Wild Friends students visit with Rep. Saavedra
Students from Wild Friends, an award-winning civics education program at the University of New Mexico School of Law, travelled to Santa Fe throughout the 2014 legislative session to speak to legislators about trophy poaching. Poaching has become the world’s most profitable crime activity behind drugs and guns and has driven many species to the point of extinction.
Wild Friends students, in grades 4-12 from across the state, helped to draft a memorial (HM 3 – Stewart and SM 14 - Morales) to increase the penalty for certain poaching to a “4th degree” felony and to ask the Governor to declare a Trophy Poaching Awareness Day.
Wild Friends speaking to Rep. Rehm
The student group supported efforts by the New Mexico Department of Game and Fish Department, which reports that trophy poaching – illegally killing trophy animals solely for their heads and leaving the rest to waste poaching – is increasing despite civil and criminal penalties and other efforts at deterrents. The Department is currently investigating 22 poaching cases across the state this fall involving elk, deer and antelope carcasses found headless and left to rot. A felony would be punishable by up to 18 months in prison and a much heftier fine.
HM 3 unanimously passed the House, and SM 14 passed 33-1 in the Senate. “I am so proud of all the students who worked to make this happen, along with their teachers and parents,” says Sue George, director of Wild Friends. “The Wild Friends Program shows them that they truly have a voice as citizens, and can make positive changes in the world!”
Wild Friends students create posters to show the Legislatures about Poaching
Local TV, radio and print media are drawing attention to the problem of poaching and praising the work done by Wild Friends. An article on the KOB website called “Young lobbyists want state to crack down on poachers” quotes Wild Friend Dylan Martinez, a 7th grader at Rio Rancho Cyber Academy who wants to be a biologist.
An article in the Rio Rancho Observer points out that two years ago, Wild Friends’ involvement led to the passage of a memorial, “Children’s Outdoor Bill of Rights,” which asked the state to recognize the rights of children to have access to outdoor activities and encouraged state agencies to develop outdoor programs for children. The memorial was HM 3 in the House and SM 10 in the Senate.
KURU radio broadcasting in Silver City as 89.1 and on the website Earth Matters covers the 2014 NM Legislature.
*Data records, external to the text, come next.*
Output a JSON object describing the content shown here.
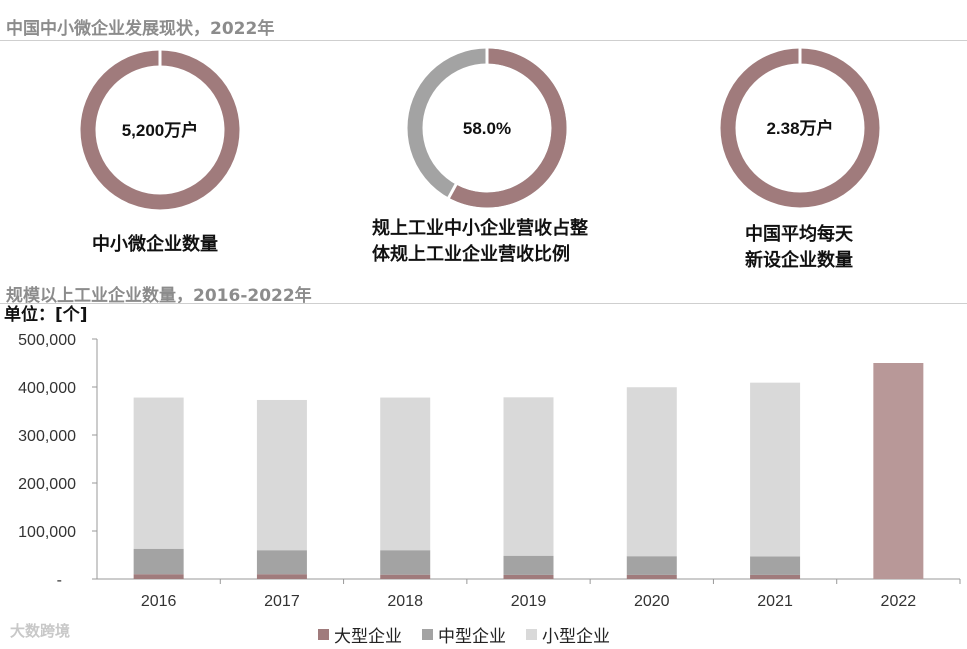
{
  "top_section": {
    "title": "中国中小微企业发展现状，2022年",
    "donuts": [
      {
        "center": "5,200万户",
        "label_lines": [
          "中小微企业数量"
        ],
        "fraction": 1.0
      },
      {
        "center": "58.0%",
        "label_lines": [
          "规上工业中小企业营收占整",
          "体规上工业企业营收比例"
        ],
        "fraction": 0.58
      },
      {
        "center": "2.38万户",
        "label_lines": [
          "中国平均每天",
          "新设企业数量"
        ],
        "fraction": 1.0
      }
    ]
  },
  "bottom_section": {
    "title": "规模以上工业企业数量，2016-2022年",
    "unit_label": "单位：[个]"
  },
  "colors": {
    "large": "#a07b7c",
    "medium": "#a3a3a3",
    "small": "#d9d9d9",
    "large_2022": "#b89898"
  },
  "watermark": "大数跨境",
  "chart_data": {
    "type": "bar",
    "stacked": true,
    "categories": [
      "2016",
      "2017",
      "2018",
      "2019",
      "2020",
      "2021",
      "2022"
    ],
    "series": [
      {
        "name": "大型企业",
        "values": [
          10000,
          10000,
          9000,
          8500,
          8500,
          8500,
          450000
        ]
      },
      {
        "name": "中型企业",
        "values": [
          53000,
          50000,
          51000,
          40000,
          39000,
          38500,
          0
        ]
      },
      {
        "name": "小型企业",
        "values": [
          315000,
          313000,
          318000,
          330000,
          352000,
          362000,
          0
        ]
      }
    ],
    "ylim": [
      0,
      500000
    ],
    "yticks": [
      "-",
      "100,000",
      "200,000",
      "300,000",
      "400,000",
      "500,000"
    ],
    "legend_position": "bottom"
  }
}
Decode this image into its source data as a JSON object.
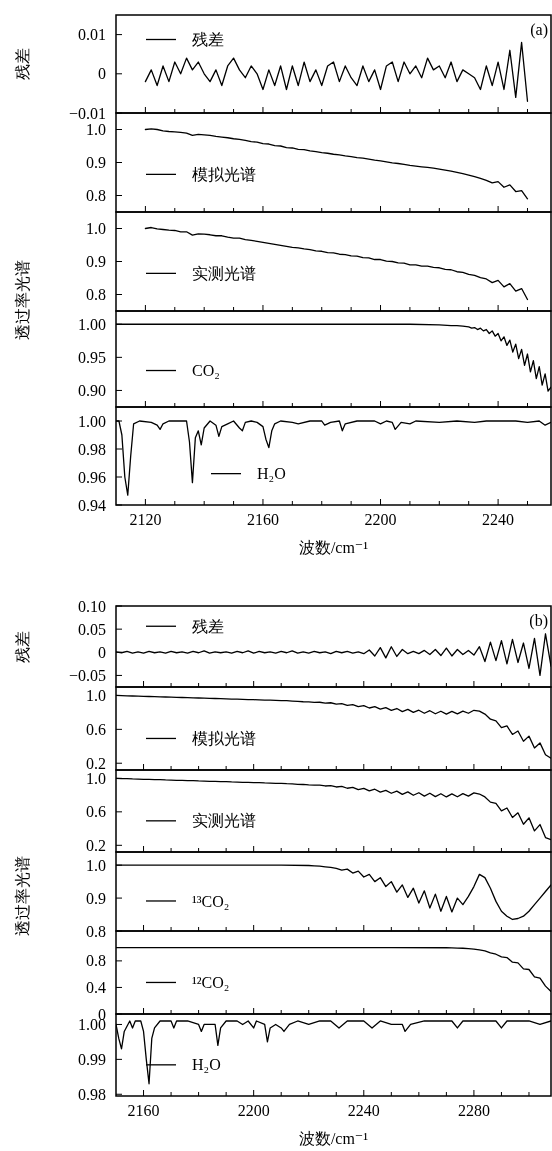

Host Allyson Siwik interviewed New Mexico State Senator Howie Morales, Molly Brook of Conservation Voters of NM, Dan Lormer, lobbbyist for the Sierra Club and the local chapter of NM Wild Friends from Guadalupe Montessori School in Silver City who traveled to the Round House to testify in support of Senator Morales’ memorial opposing trophy poaching.
Every year, students participating in Wild Friends choose a wildlife-related topic by ballot, learn about it and draft a memorial or a bill based on their research. They then travel to Santa Fe each legislative session to speak to the legislators about their bill or memorial and testify at committee hearings as well as on the floor of the Senate and House.